If you would like to save yourself a couple of minutes, then we can go straight to the bottom line right off the bat: do not under any circumstances lie on your bankruptcy filing. This includes everything from blatant untruths to “little white lies.” Do not lie, and do not listen to anyone who tells you otherwise. When things go bad, they will not be held accountable or pay the penalty: you will.
And now for the slightly longer version of why lying on your bankruptcy filing is one of the worst things that you can do — not just on your filing, but probably in your entire life. Here are the three terrifying scenarios that await you if you unwisely head down the road of deceit:
- Dismissal of Your Case
- Loss of Assets
- Criminal Charges
Lying in your bankruptcy filing could lead to your case being dismissed with prejudice. What does “with prejudice” mean? In practical terms, it means that your debts could be deemed non-dischargeable, and you may be barred from filing for bankruptcy for many years. What’s more, your credit report will state that you filed for bankruptcy, even though you did not benefit whatsoever from any of the protections. Talk about adding insult to injury!

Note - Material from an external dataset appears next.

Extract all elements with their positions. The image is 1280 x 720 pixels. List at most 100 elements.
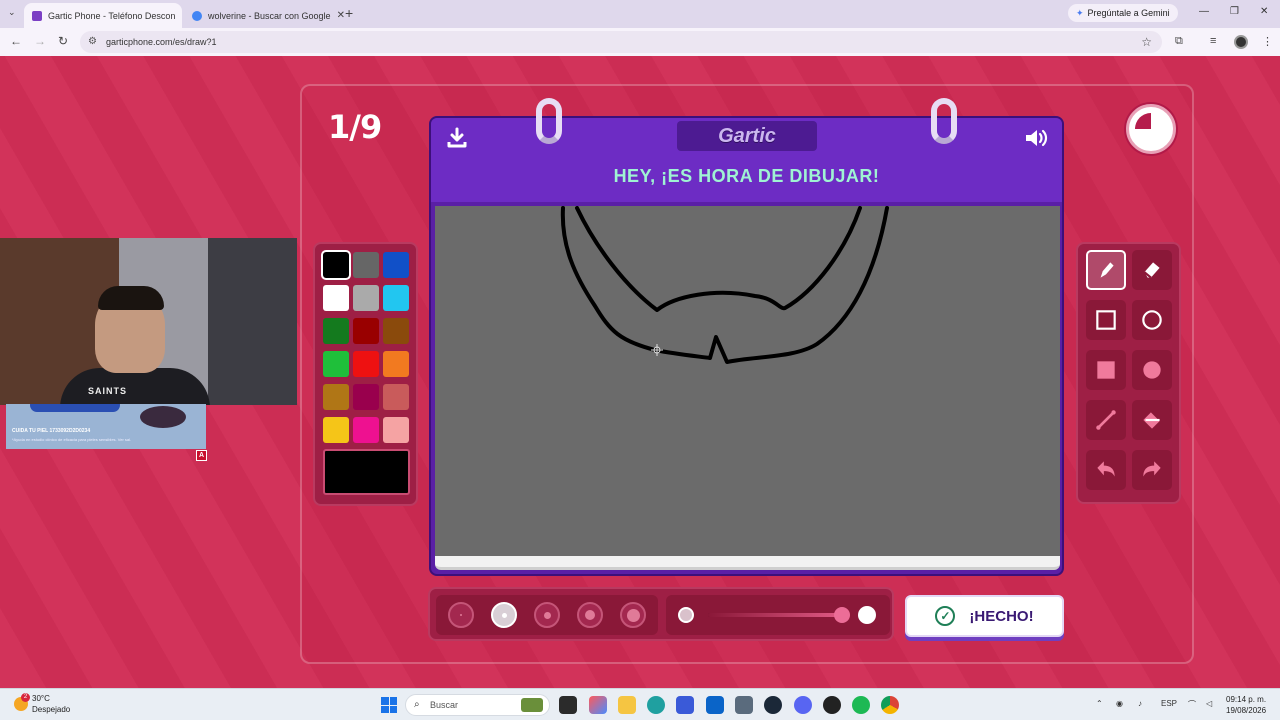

Do you know that speedboat that you love so much? The one that your work colleague “who knows a guy, who knows a guy, who lives next door to a guy who knows all the ins and outs of bankruptcy” told you to leave out of your bankruptcy petition because, well, “who’s going to know?” Well, the trustee is probably going to find out, because they’re experts at ferreting out non-disclosed assets. And then you’re going to lose your beloved speedboat, and your colleague at work is just going to shrug and say “oh well, that’s life!”
There is no way anyone should sugar coat this cold, hard truth: lying under oath, making false statements, and attempting to hide assets is fraud — and you could be charged with a federal offense. If found guilty, you could be fined up to $250,000 and/or spend up to five years in jail.
With all of this in mind, it is also true that mistakes in a bankruptcy filing can happen. For example, some people forget to list an asset, list an incorrect value for an asset, forget to list a creditor (e.g. a distant relative to whom they owe money), or forget to list income from a minor side business (e.g. occasionally selling stuff on eBay, earning a little extra money driving for Uber, etc.).
Obviously, you want to avoid mistakes as much as possible — and working with an experienced and reputable bankruptcy attorney will help ensure that. But if a good-faith mistake happens, then don’t panic: it’s very unlikely that your case will be dismissed, your assets seized, or that you will be charged with a crime.
What you need to do — right away — is fix any mistakes by filing an amendment to your bankruptcy petition, and informing the trustee. If you are being represented by a bankruptcy attorney, then this will be taken care of on your behalf.